El cambio climático transforma la vegetación antártica
La Antártida concentra cerca del 70% del agua dulce del planeta, pero también es el continente más seco. En promedio, recibe apenas 160 milímetros de nieve al año y la mayor parte permanece congelada. Sin embargo, el aumento de las temperaturas ya provoca lluvias incluso durante el invierno y modifica las condiciones que permitieron a musgos, líquenes y otras formas de vida sobrevivir durante millones de años.
La transformación no significa que el continente vaya a cubrirse rápidamente de vegetación. No obstante, el deshielo, la aparición de más agua líquida y la expansión de plantas invasoras están alterando uno de los ecosistemas más lentos y delicados del planeta.
La flora terrestre nativa incluye únicamente dos especies de plantas, alrededor de un centenar de musgos y unos 400 líquenes. A ellos se suman más de 100 especies invasoras introducidas por la actividad humana y favorecidas por el cambio climático.
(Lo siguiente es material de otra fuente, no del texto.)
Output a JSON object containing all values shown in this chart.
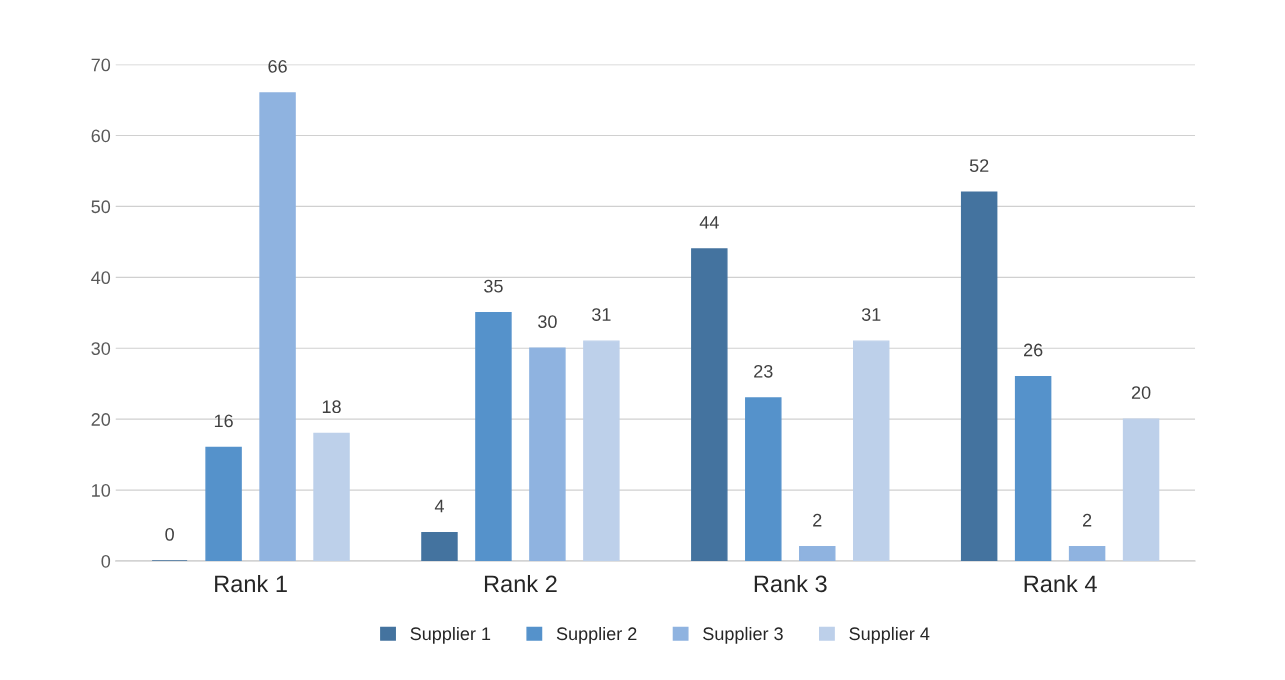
{
  "chart_data": {
    "type": "bar",
    "categories": [
      "Rank 1",
      "Rank 2",
      "Rank 3",
      "Rank 4"
    ],
    "series": [
      {
        "name": "Supplier 1",
        "color": "#44739f",
        "values": [
          0,
          4,
          44,
          52
        ]
      },
      {
        "name": "Supplier 2",
        "color": "#5592cb",
        "values": [
          16,
          35,
          23,
          26
        ]
      },
      {
        "name": "Supplier 3",
        "color": "#8fb3e0",
        "values": [
          66,
          30,
          2,
          2
        ]
      },
      {
        "name": "Supplier 4",
        "color": "#bdd0ea",
        "values": [
          18,
          31,
          31,
          20
        ]
      }
    ],
    "ylim": [
      0,
      70
    ],
    "yticks": [
      0,
      10,
      20,
      30,
      40,
      50,
      60,
      70
    ],
    "grid": "y",
    "legend": "bottom",
    "data_labels": true
  }
}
El césped común, por ejemplo, ya se estableció en las islas Georgias del Sur y Shetland del Sur, además de avanzar por la península antártica.
Los musgos y líquenes poseen una extraordinaria capacidad de resistencia. Pueden perder prácticamente toda el agua de su interior, permanecer congelados y en completa oscuridad durante meses, y reactivar la fotosíntesis pocos minutos después de recibir humedad.
Sin embargo, esa resistencia no los convierte en buenos competidores. Aunque soportan condiciones extremas, crecen con mucha lentitud y tienen dificultades para enfrentar a las plantas vasculares, capaces de aprovechar con mayor rapidez el aumento de las temperaturas y la disponibilidad de agua.
La vegetación fotosintética ocupa solo unos 44 kilómetros cuadrados de los más de 14 millones que conforman el continente. Se trata de aproximadamente el 0.12% del territorio, pero precisamente en esos espacios libres de hielo ocurren cambios ecológicos importantes.
Cuando un glaciar retrocede, deja una superficie granulosa similar a la arena. Las algas y cianobacterias son las primeras en colonizarla. A medida que crecen y mueren, generan materia orgánica que permite el establecimiento de musgos y, posteriormente, de líquenes.
Con el paso de las décadas, estas especies forman costras biológicas capaces de retener agua y crear condiciones favorables para la llegada de semillas. Sin embargo, las plantas invasoras pueden aprovechar este terreno y desplazar a los organismos que realizaron el proceso inicial de colonización.
Los científicos prevén que dentro de 20 o 30 años el territorio continuará dominado por musgos y líquenes, aunque probablemente será más verde. La oscuridad permanente del invierno limitará la expansión vegetal, pero no eliminará el riesgo. El primer mapa completo de la vegetación antártica permitirá vigilar estos cambios y proteger formas de vida especialmente vulnerables.